Comment est-ce possible ?
Le
scénario est vraiment ingénieux. Il fonctionne sur le principe de : je sais
des choses, je sais que tu sais, ou je sais que tu ne sais pas, ou je crois savoir que tu sais... etc... Pour comprendre ce qu’il
s’est passé après le réveillon, Ariane Felder visionne les caméras de surveillance
de la police. Le flic ne sait pas que c’est Felder sur la bande, elle oui. Et c’est
très drôle, parce les deux n'ont pas la même lecture de ce qu'ils voient à l'écran. Même principe quand Ariane Felder reçoit Bob Nolan
dans son bureau. Elle sait qu’il est le père, et cherche à déceler un indice chez
Nolan. Le sait-il aussi ? Mais lui ne sait même pas ce qu’il fait là. Et quand Bob Nolan voit une photo
de Felder avec une perruque de juge sur la tête (elle en portait une aussi au
fameux réveillon) Nolan lui lance : "je vous préfère sans perruque". Dans l’esprit
de Felder, c’est donc qu’il l’a reconnue. Donc, qu'il sait. Quiproquo encore… (Il y a d’ailleurs
un running gag avec le mot perruque assez savoureux !) Tout repose sur ce
principe. Le scénario est vraiment bien pensé, rien n’est laissé de côté, pas
de digression (le film dure 1h20), Dupontel s’attaque à un sujet précis, en
explore toutes les possibilités.
A
ceci près… vers la fin, vient une scène où Bob Nolan apprend qu’il est le père de l’enfant.

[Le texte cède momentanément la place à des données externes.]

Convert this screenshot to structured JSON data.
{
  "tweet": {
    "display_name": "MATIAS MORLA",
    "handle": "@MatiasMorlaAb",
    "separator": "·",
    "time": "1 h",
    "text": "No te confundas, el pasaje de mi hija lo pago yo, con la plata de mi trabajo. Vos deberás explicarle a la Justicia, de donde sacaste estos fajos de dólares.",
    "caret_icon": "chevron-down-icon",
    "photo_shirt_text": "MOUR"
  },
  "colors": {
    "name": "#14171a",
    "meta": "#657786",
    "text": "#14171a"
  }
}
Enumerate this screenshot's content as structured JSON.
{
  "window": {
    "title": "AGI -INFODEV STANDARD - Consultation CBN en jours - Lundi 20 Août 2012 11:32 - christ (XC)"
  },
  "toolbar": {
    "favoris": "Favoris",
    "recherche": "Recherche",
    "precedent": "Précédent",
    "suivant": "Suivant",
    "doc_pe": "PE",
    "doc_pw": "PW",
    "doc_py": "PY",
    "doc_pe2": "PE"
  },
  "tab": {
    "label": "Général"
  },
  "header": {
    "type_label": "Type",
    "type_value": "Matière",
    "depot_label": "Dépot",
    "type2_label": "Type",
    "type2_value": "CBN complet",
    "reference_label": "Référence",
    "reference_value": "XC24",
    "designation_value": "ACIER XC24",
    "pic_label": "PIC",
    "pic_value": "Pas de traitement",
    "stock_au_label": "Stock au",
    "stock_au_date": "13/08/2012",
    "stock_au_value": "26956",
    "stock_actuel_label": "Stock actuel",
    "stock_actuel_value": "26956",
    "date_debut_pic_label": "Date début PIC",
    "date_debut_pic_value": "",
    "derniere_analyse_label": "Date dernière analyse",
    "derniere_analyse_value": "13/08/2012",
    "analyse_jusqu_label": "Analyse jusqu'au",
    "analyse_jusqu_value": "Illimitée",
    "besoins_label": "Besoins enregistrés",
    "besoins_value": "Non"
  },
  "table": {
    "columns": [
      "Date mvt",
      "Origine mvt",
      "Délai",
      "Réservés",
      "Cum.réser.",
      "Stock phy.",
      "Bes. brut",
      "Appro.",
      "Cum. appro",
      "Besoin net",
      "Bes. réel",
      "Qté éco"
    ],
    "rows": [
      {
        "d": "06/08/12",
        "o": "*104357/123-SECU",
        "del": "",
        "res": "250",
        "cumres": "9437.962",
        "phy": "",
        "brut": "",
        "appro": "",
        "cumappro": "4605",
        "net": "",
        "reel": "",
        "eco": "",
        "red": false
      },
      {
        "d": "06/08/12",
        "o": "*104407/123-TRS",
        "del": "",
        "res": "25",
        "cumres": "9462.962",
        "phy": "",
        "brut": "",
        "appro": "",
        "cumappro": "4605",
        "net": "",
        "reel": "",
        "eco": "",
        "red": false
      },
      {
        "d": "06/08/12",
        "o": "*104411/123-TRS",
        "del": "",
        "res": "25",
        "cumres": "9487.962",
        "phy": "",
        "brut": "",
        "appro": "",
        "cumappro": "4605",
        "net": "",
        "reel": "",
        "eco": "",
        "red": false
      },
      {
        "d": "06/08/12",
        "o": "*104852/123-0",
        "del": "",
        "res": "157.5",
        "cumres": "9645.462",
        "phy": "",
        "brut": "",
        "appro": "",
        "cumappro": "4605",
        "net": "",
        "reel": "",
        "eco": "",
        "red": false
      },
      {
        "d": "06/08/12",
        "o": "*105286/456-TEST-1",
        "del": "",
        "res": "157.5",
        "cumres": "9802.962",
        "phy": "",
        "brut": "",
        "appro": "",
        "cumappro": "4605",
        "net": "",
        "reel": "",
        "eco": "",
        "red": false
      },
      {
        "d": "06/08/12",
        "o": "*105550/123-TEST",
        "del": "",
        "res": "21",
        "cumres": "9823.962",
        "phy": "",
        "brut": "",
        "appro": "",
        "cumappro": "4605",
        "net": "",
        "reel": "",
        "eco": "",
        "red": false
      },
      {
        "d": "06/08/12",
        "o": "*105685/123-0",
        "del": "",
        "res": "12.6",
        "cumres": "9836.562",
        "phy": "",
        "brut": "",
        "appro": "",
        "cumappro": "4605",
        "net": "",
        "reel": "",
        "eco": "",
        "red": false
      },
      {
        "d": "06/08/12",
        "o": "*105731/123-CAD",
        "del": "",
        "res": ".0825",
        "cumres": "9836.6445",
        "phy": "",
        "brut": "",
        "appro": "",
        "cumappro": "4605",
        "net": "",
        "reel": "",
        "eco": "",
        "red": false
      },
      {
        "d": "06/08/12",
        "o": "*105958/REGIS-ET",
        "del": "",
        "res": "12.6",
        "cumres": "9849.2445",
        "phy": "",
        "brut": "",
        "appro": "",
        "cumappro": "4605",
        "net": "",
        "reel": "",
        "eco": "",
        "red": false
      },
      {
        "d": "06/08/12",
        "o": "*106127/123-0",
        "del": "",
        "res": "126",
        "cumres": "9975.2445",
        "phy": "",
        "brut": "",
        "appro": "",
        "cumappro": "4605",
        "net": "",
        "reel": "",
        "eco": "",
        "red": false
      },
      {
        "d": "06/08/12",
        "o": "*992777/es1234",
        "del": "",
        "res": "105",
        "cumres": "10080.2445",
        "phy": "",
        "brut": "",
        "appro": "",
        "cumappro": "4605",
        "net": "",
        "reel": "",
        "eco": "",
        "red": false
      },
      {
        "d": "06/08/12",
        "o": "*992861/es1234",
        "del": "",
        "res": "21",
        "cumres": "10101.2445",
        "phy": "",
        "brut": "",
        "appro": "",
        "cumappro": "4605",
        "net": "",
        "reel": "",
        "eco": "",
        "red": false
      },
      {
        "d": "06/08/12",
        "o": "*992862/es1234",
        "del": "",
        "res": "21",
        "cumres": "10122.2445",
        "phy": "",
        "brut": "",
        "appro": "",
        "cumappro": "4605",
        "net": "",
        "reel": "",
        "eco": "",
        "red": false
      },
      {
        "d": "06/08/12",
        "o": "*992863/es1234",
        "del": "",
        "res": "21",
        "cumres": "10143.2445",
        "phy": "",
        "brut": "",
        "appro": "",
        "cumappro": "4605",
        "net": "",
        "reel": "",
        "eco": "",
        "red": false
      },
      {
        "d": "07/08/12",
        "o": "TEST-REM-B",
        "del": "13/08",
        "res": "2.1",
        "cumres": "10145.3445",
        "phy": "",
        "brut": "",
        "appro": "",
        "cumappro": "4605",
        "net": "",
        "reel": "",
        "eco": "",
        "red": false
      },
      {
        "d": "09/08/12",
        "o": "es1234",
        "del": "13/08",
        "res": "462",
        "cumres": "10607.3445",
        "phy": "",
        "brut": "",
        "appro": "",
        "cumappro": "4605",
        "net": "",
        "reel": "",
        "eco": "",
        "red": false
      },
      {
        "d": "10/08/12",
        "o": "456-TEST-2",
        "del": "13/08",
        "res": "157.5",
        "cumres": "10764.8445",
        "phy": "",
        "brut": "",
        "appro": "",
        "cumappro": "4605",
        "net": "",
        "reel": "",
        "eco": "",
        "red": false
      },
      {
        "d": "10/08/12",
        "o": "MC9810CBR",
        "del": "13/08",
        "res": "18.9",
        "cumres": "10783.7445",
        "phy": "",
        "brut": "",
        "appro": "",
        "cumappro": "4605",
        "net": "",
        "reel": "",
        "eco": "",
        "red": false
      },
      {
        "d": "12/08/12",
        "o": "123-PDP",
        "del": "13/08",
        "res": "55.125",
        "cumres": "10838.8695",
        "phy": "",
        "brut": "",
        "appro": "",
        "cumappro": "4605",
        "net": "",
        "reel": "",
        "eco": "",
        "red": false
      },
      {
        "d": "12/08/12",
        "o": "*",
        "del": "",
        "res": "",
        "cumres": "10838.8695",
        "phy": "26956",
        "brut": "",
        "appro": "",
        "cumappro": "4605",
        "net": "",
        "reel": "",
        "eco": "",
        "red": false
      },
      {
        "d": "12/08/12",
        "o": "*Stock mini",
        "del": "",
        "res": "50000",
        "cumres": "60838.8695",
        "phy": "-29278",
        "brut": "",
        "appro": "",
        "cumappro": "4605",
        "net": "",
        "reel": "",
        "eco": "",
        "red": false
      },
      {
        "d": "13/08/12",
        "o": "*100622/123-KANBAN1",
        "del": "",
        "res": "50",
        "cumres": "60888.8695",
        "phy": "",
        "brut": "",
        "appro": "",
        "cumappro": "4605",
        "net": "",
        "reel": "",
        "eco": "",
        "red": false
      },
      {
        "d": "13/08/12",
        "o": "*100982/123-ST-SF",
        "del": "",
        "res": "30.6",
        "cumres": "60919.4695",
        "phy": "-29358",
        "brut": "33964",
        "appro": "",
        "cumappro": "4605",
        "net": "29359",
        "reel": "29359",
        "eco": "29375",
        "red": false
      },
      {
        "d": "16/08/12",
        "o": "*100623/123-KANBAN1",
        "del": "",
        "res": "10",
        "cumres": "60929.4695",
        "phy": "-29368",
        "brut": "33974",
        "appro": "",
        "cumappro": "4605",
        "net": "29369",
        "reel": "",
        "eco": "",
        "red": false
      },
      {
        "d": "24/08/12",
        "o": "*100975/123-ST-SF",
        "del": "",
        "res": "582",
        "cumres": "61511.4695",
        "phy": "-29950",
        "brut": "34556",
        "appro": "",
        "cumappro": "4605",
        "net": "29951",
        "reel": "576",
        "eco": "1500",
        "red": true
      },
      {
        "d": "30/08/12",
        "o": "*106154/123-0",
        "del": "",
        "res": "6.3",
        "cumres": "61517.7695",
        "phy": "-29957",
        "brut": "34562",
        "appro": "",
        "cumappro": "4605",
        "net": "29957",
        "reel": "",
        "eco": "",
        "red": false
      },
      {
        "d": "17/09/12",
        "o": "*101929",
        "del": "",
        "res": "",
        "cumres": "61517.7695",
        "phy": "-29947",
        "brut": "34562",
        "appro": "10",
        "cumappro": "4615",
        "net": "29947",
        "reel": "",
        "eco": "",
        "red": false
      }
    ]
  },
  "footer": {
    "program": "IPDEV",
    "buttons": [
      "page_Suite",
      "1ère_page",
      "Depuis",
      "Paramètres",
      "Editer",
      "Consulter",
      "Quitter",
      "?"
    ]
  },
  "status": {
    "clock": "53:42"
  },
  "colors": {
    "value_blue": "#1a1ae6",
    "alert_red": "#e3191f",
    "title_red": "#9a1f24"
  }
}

Felder ignorant qu’il sait. Un très joli passage, sans doute pas assez exploité. Dupontel aurait sans doute pu développer l'idée, jouer
de cette nouvelle ambiguïté, il y avait des trucs à trouver, sûr.
La
mise en scène est aussi au point, on est dans le registre "à la Jean Pierre Jeunet", utilisation de couleurs franches, saturées, focale courte (grand angle), un
montage express (mais qui ne file pas le tournis, le rythme du film dépend moins
du montage que de ce qui se passe à l’intérieur des plans). Il y a plus d’idées
de cinéma dans trois minutes de NEUF MOIS FERME que dans toute l’œuvre de Dany
Boon. Comme ce travelling circulaire 360° autour des deux personnages qui travaillent plusieurs jours de suite, avec les lampes qui s’allument ou s’éteignent, marquant les jours et nuits qui passent. Ou quand Dupontel nous montre une action sous un angle de caméra, alors que le contre-champ nous dit autre chose : il se penche vers elle pour l'embrasser ? Changement de d'axe de caméra : non, pour coller son oreille à la porte et écouter ce qui se passe sur le palier. Dupontel s’amuse avec son outil, sa caméra, soigne chaque image, tout est
millimétré (voir le plan séquence du générique). Il joue sur plusieurs écrans, recrée de faux journaux télé, à
recours à l’animation, bref, tout un éventail de procédés au service de son
histoire. On perçoit l’influence des Monty Python, de Terry Gilliam en
particulier, qui d’ailleurs fait une apparition de deux secondes dans le film
(le taulard anthropophage anglais !).
Car
le film tient aussi grâce à ses comédiens, Jean Dujardin et Yolande Moreau
faisant aussi un passage express (sur le coup je n’avais pas reconnu Gaspard Noé et Jan Kounen…).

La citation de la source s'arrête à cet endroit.